1. Beware of anti-freeze! Ingesting antifreeze is lethal. Unfortunately both cats and dogs have been known to lick this sweet tasting substance. Make sure to check your car for leaks and make sure all bottles are stored far away from your pets.
2. Don’t leave your pets outside for prolonged periods of time. It doesn’t have to be Winter for it to get cold--especially for puppies, senior pets and smaller animals.
3. Beware of ticks. It’s still tick season and playing in the cool autumn leaves is one of the many ways your pooch could get them.
4. Let em’ have their fur coat. If you have a dog that you shave during the summer, let him start growing his coat back in the fall. Just like you need your Fall/Winter coat he’ll needs his too.
5. The changing of seasons is great time to check your pet ID tags and microchip. Just take 5 minutes to make sure all your pet’s information is up to date and in proper order.

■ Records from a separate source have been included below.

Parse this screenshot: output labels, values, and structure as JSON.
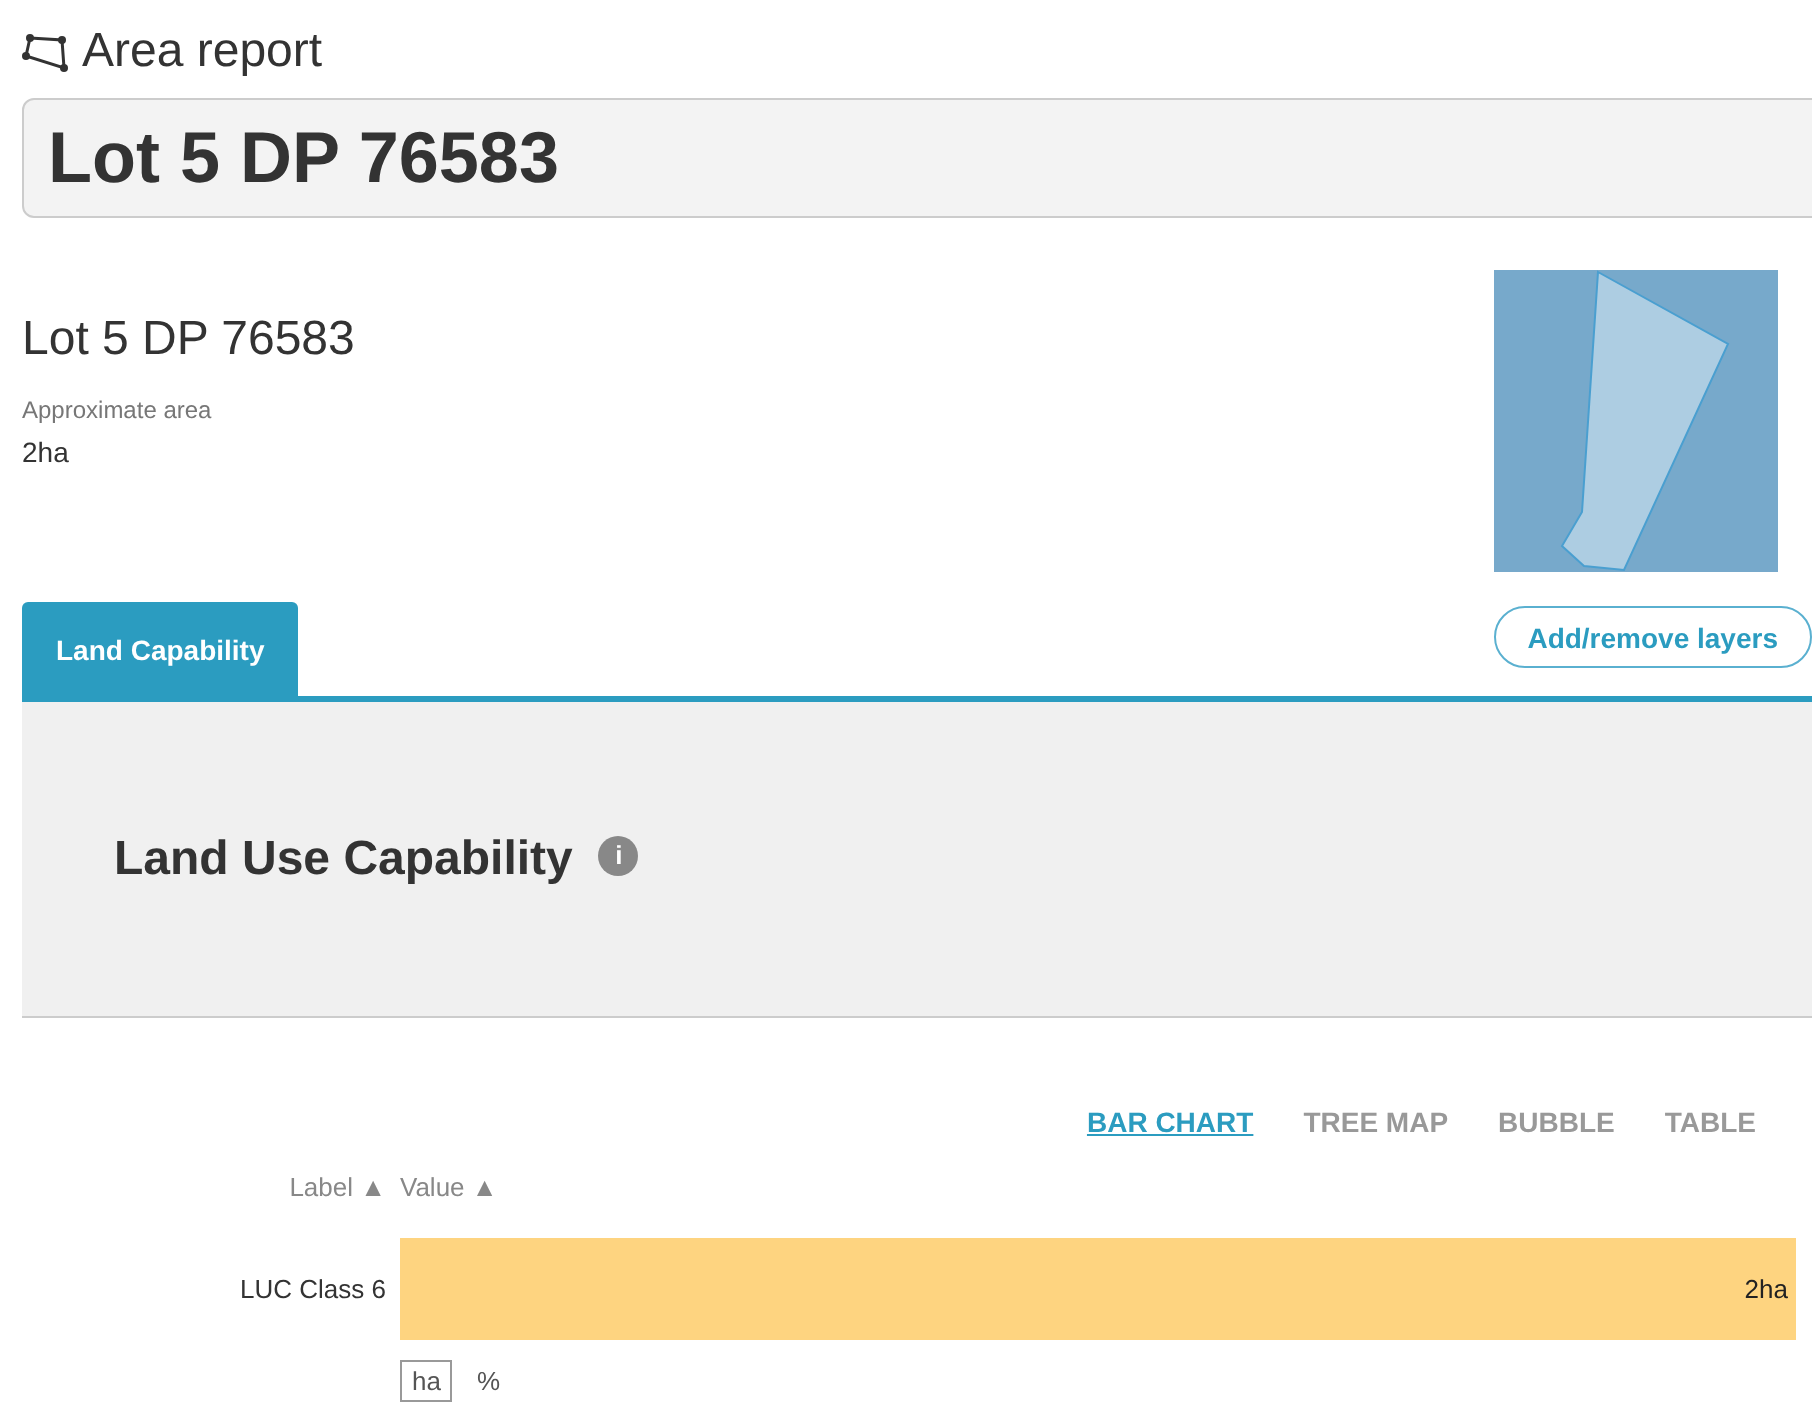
{
  "header": {
    "title": "Area report"
  },
  "search": {
    "value": "Lot 5 DP 76583"
  },
  "summary": {
    "name": "Lot 5 DP 76583",
    "area_label": "Approximate area",
    "area_value": "2ha"
  },
  "tabs": [
    {
      "label": "Land Capability",
      "selected": true
    }
  ],
  "layers_button": {
    "label": "Add/remove layers"
  },
  "panel": {
    "title": "Land Use Capability",
    "info_icon": "i"
  },
  "views": [
    {
      "label": "BAR CHART",
      "selected": true
    },
    {
      "label": "TREE MAP",
      "selected": false
    },
    {
      "label": "BUBBLE",
      "selected": false
    },
    {
      "label": "TABLE",
      "selected": false
    }
  ],
  "columns": [
    {
      "label": "Label ▲"
    },
    {
      "label": "Value ▲"
    }
  ],
  "rows": [
    {
      "label": "LUC Class 6",
      "value": "2ha"
    }
  ],
  "units": [
    {
      "label": "ha",
      "selected": true
    },
    {
      "label": "%",
      "selected": false
    }
  ]
}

6. Make holiday arrangements with your dog walker, pet sitter or doggy day care NOW. As the holidays approach, most of us will get busier and possibly have to travel. Take time out and plan ahead so you can make the holidays easier on your pets.
7. Fall celebrations such as Thanksgiving and Halloween, often mean people coming over to visit your home. If you have a pet that has special needs or is wary of new people, be sure to tell your guests about your pet before they come over.
8. Make sure your pets can’t escape through the main entrance of your home. This is especially important if you plan on having several guests in and out of the house this holiday season. It may be worth investing in a baby gate or creating some kind of barrier between the door and your pet. Especially if you have pet that’s known for bolting.
9. Be careful with holiday treats. Aside from known hazards such as chocolate, cooked bones, raw bread dough and many fruits and vegetables can also be life threatening to pets.
10. Be careful with decorations. Many shiny new decorations look like really fun toys to your pets. Make sure decorations are out of reach because many of them contain toxic metals and can become choking hazards.